Cette étude et les publications qui l’ont suivi ont fait partie d’une convergence de recherche soulignant le potentiel des perspectives des Premières Nations et Inuit pour la compréhension des changements climatiques et de leurs impacts sociaux dans les régions nordiques. Cela dit, présenter cette étude ou les études similaires comme une documentation des effets du changement climatique impose un cadre d’analyse qui est trop restreint et minimise la richesse de la compréhension exprimée par les chasseurs au cours des conversations au sujet de la chasse aux oies. Ceci invite deux possibilités, deux approches, concernant le rôle de ces savoirs dans la réponse aux changements climatiques. De l’une, l’inclusion de données spécifiques tirées de ces observations d’ordre général pour répondre à des questions précises, mais probablement exogènes au contexte où ces observations furent produites. De l’autre, une approche favorisant des projets de recherches dont la question et les méthodes émergent directement du contexte donné. Je suis d’avis que dans la plupart des cas, seule la deuxième option est pertinente. Et dans ce cas, on revient au point mentionné plus haut : il faut avant tout, davantage de chercheurs issus des communautés et des cultures en question, et qui ont un intérêt et une connaissance marquée des questions à poser et du type des réponses qui seraient pertinentes, et qui ont les moyens de bien définir et de mettre en œuvre ces études.
Textes publiés
Péloquin, C., Berkes, F. Coastal goose hunt of the Wemindji Cree : adaptations to social and ecological change, dans Caring for Eeyou Istchee: Protected Area Creation in Wemindji Cree Territory, sous la dir. de M. Mulrennan, C. Scott et K. Scott. University of British Columbia Press, 2019. [UBC Press]
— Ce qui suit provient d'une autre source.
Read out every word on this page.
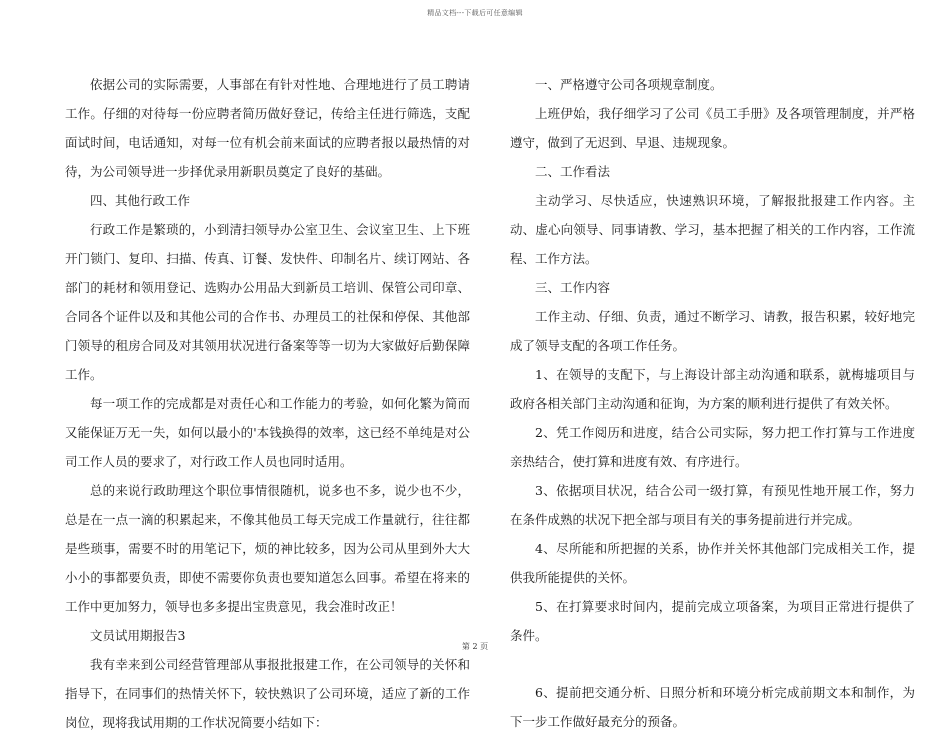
精品文档---下载后可任意编辑

依据公司的实际需要，人事部在有针对性地、合理地进行了员工聘请工作。仔细的对待每一份应聘者简历做好登记，传给主任进行筛选，支配面试时间，电话通知，对每一位有机会前来面试的应聘者报以最热情的对待，为公司领导进一步择优录用新职员奠定了良好的基础。

四、其他行政工作

行政工作是繁琐的，小到清扫领导办公室卫生、会议室卫生、上下班开门锁门、复印、扫描、传真、订餐、发快件、印制名片、续订网站、各部门的耗材和领用登记、选购办公用品大到新员工培训、保管公司印章、合同各个证件以及和其他公司的合作书、办理员工的社保和停保、其他部门领导的租房合同及对其领用状况进行备案等等一切为大家做好后勤保障工作。

每一项工作的完成都是对责任心和工作能力的考验，如何化繁为简而又能保证万无一失，如何以最小的'本钱换得的效率，这已经不单纯是对公司工作人员的要求了，对行政工作人员也同时适用。

总的来说行政助理这个职位事情很随机，说多也不多，说少也不少，总是在一点一滴的积累起来，不像其他员工每天完成工作量就行，往往都是些琐事，需要不时的用笔记下，烦的神比较多，因为公司从里到外大大小小的事都要负责，即使不需要你负责也要知道怎么回事。希望在将来的工作中更加努力，领导也多多提出宝贵意见，我会准时改正！

文员试用期报告3

我有幸来到公司经营管理部从事报批报建工作，在公司领导的关怀和指导下，在同事们的热情关怀下，较快熟识了公司环境，适应了新的工作岗位，现将我试用期的工作状况简要小结如下：

一、严格遵守公司各项规章制度。

上班伊始，我仔细学习了公司《员工手册》及各项管理制度，并严格遵守，做到了无迟到、早退、违规现象。

二、工作看法

主动学习、尽快适应，快速熟识环境，了解报批报建工作内容。主动、虚心向领导、同事请教、学习，基本把握了相关的工作内容，工作流程、工作方法。

三、工作内容

工作主动、仔细、负责，通过不断学习、请教，报告积累，较好地完成了领导支配的各项工作任务。

1、在领导的支配下，与上海设计部主动沟通和联系，就梅墟项目与政府各相关部门主动沟通和征询，为方案的顺利进行提供了有效关怀。

2、凭工作阅历和进度，结合公司实际，努力把工作打算与工作进度亲热结合，使打算和进度有效、有序进行。

3、依据项目状况，结合公司一级打算，有预见性地开展工作，努力在条件成熟的状况下把全部与项目有关的事务提前进行并完成。

4、尽所能和所把握的关系，协作并关怀其他部门完成相关工作，提供我所能提供的关怀。

5、在打算要求时间内，提前完成立项备案，为项目正常进行提供了条件。

6、提前把交通分析、日照分析和环境分析完成前期文本和制作，为下一步工作做好最充分的预备。

第 2 页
Péloquin, C. Turbulences et complexité environnementale : points de vue de l’écologie culturelle crie, dans Les Autochtones et la Modernité, sous la dir. d’A. Beaulieu et S. Béreau. Montréal : Université du Québec à Montréal, 2012.
Péloquin, C., Berkes, F. Local knowledge and changing subsistence strategies in James Bay, Canada, dans Human Ecology : Contemporary Research and Practice, sous la direction de D.G. Bates et J. Tucker. Springer, 2010. [Springer]
Peloquin, C., Berkes, F. Local Knowledge, Subsistence Harvests, and Social–Ecological Complexity in James Bay. Human Ecology 37, 533–545 (2009) [DOI] [PDF]
Péloquin, C. Variability, Change and Continuity in Social-Ecological Systems : Insights from James Bay Cree Cultural Ecology, Université du Manitoba, 2008.
Autres travaux connexes
En marge ainsi qu’à la suite de la recherche décrite ci-haut, j’ai travaillé à titre de consultant, d’analyste, et de chercheur sur plusieurs enjeux d’aménagement du territoire et des ressources dans cette région, préparant rapports sur la création de réserves de biodiversité, l’exploration minière, les routes forestières et sur les connaissances concernant la distribution des populations de caribous et de phoques. Bien que ces rapports ne soient pas publics, je serai en mesure de partager ici certains éléments saillants à une date ultérieure.